Although I got home in a reasonable amount of time (45 minutes to travel three miles: not bad, considering), I only managed to do so by driving uphill on a grassy median and skidding over a bridge past a police car that was supposed to be blocking the lanes.

By the next morning, a freak wave of 20-degree temperatures had melted it all.

2 Responses to “Snow-boasting”

  1. I was in a similar situation in the UK a couple of years ago. It started snowing in the afternoon, people decided to leave work early, the gritters got caught in this early rush-hour and everything just stopped. Only an inch of snow, but it took me six hours to go 11 miles. Many people slept on the M11.
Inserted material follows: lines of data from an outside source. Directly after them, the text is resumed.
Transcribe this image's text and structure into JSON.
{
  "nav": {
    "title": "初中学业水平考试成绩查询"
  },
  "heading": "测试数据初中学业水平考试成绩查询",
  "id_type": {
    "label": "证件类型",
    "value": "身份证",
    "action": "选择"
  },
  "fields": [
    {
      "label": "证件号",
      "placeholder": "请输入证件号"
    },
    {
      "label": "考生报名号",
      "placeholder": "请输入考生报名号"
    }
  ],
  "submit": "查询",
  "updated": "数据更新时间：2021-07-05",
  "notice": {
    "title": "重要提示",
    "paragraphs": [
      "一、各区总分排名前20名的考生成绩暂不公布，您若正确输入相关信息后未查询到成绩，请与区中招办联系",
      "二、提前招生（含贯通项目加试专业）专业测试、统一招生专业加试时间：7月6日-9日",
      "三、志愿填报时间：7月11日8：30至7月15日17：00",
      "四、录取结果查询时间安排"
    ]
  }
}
    One thing that I’ve noticed that is done in New York is parents get an early morning phone call if there was snow in the night and the school day is either cancelled (and added to the end of term) or put back two hours. Both these have the side-effect of reducing traffic for everyone else, at almost no cost. Not sure what the British teaching unions would make of adding days to the end of term, though.

  2. As a teacher in Britain (though not, admittedly, a member of a teaching union), I would prefer not to add days to the end of the term or the school year. The year already goes to the end of the first week in July!

    When I lived in Pennsylvania, briefly, we used the same system you describe in New York. It seemed to work fairly well. Perhaps it ought to be implemented here.